The beleaguered background investigations process really can’t get a break. While there have been years-long periods of uneventful business as usual, there has also been a regular cycle of reform and being in the government hot seat – literally.
With all of the focus on everything the government has done wrong, it is worth noting what has been done to improve the process. A Government Accountability Office (GAO) report released in December, in addition to calling out all of the problems with the personnel security program, noted areas where the government was working to improve quality.
Here are a few recent policy improvements to the security clearance process which have been made.
1. Implementing Quality Assessment Standards
The goal of Quality Assessment Standards is to create consistent criteria for evaluating investigations across all government agencies. A part of the goal of quality standards is to ensure consistent completeness. In the downfall of former background investigations provider USIS, one major issue was the number of incomplete investigations being punted forward for adjudication. In the multiple audits that followed, the need for consistent investigation quality was one recurring recommendation.

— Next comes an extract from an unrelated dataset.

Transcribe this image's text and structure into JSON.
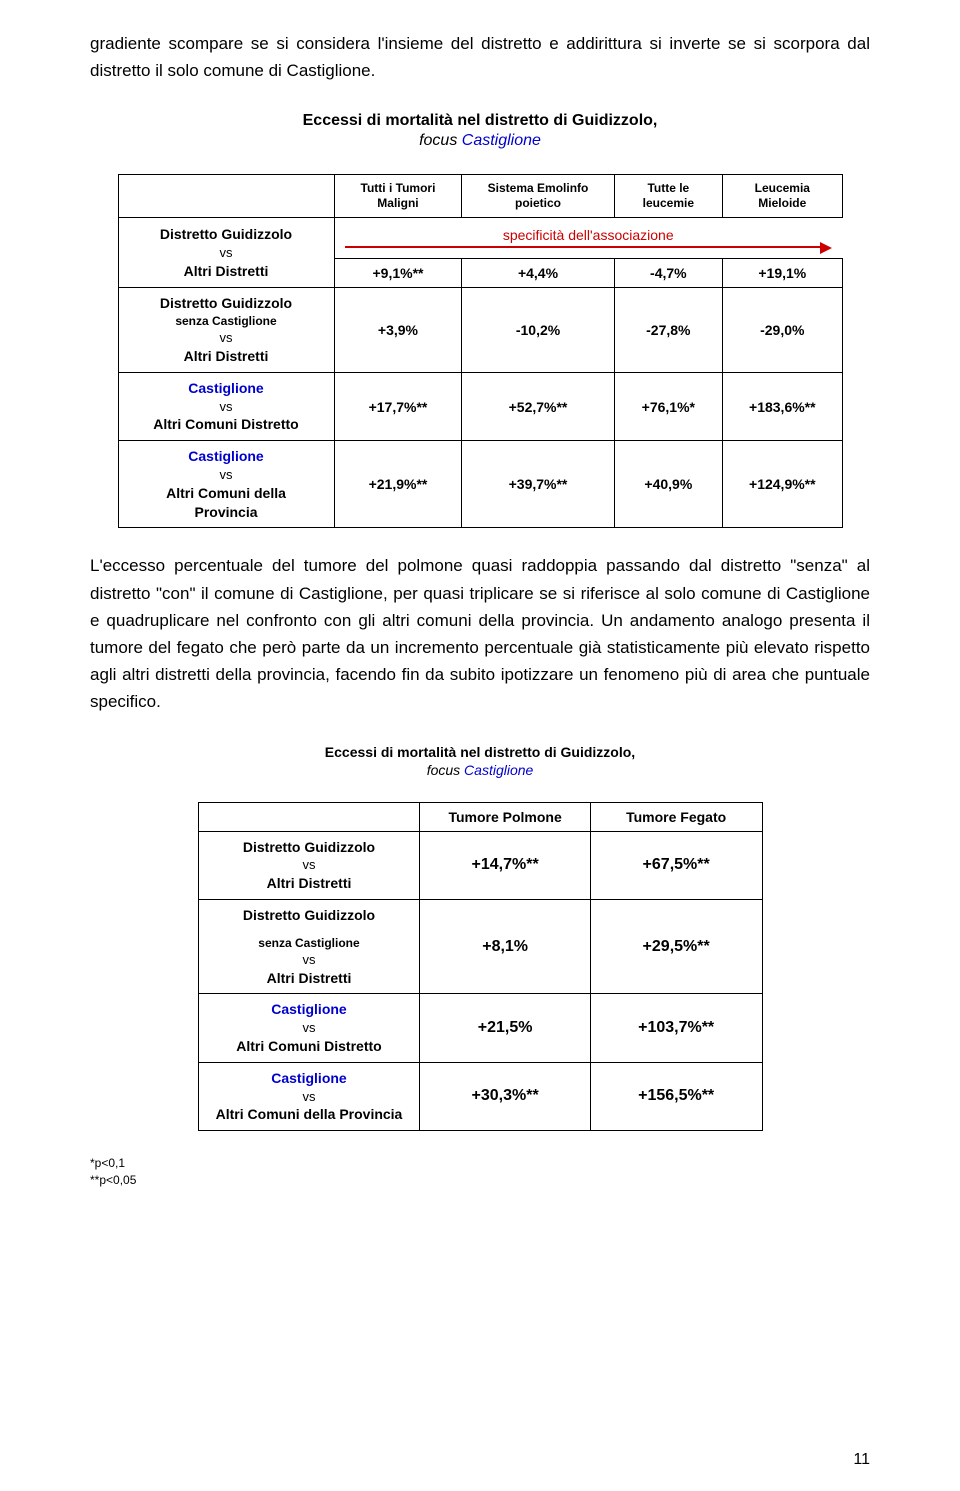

ODNI developed a Quality Assessment Reporting Tool (QART), allowing agencies to report on the completeness of investigations.
2. More consistent adjudications.
The background investigation is a product. Security clearance eligibility is granted through the adjudication process. Which like investigations themselves, has its own problems with consistent application across agencies. In addition to improving investigations the QART is designed to make it easier for adjudicators to determine if an issue has been sufficiently mitigated to justify a favorable clearance determination
“DOD officials highlighted issue resolution—having enough useful information about the circumstances surrounding a given issue to make an adjudicative determination—as a persistent challenge with background investigations for personnel security clearances, and as key to determining investigation quality,” the GAO report noted. ODNI officials stated full implementation of the QART was to occur in 2017.
Beneath every silver lining for the background investigation process, however, there is some black cloud. Despite complaining about the lack of information needed to successfully adjudicate, DoD officials told the GAO they don’t intend for all of their adjudicators to use the QART. The GAO noted it will be difficult for the QART to be successfully implemented if DoD – responsible for the majority of adjudications – refuses to use it.
3. Security Executive Agent Directives (SEADs)
Five SEADs were issued as of August 2017. SEAD 4 created a single, common adjudicative criteria for all individuals requiring access to classified information. Other SEADs related to the use of social media in the background investigations process, and clarifying the use of polygraphs in the background investigation process. In a world where policy change is painstakingly slow, these updates signal significant improvement to the security clearance process.
The pain is real. But so is the progress. As we lament slow processing times and clearance backlogs, it’s worth looking back at where the government has pushed for progress and reform.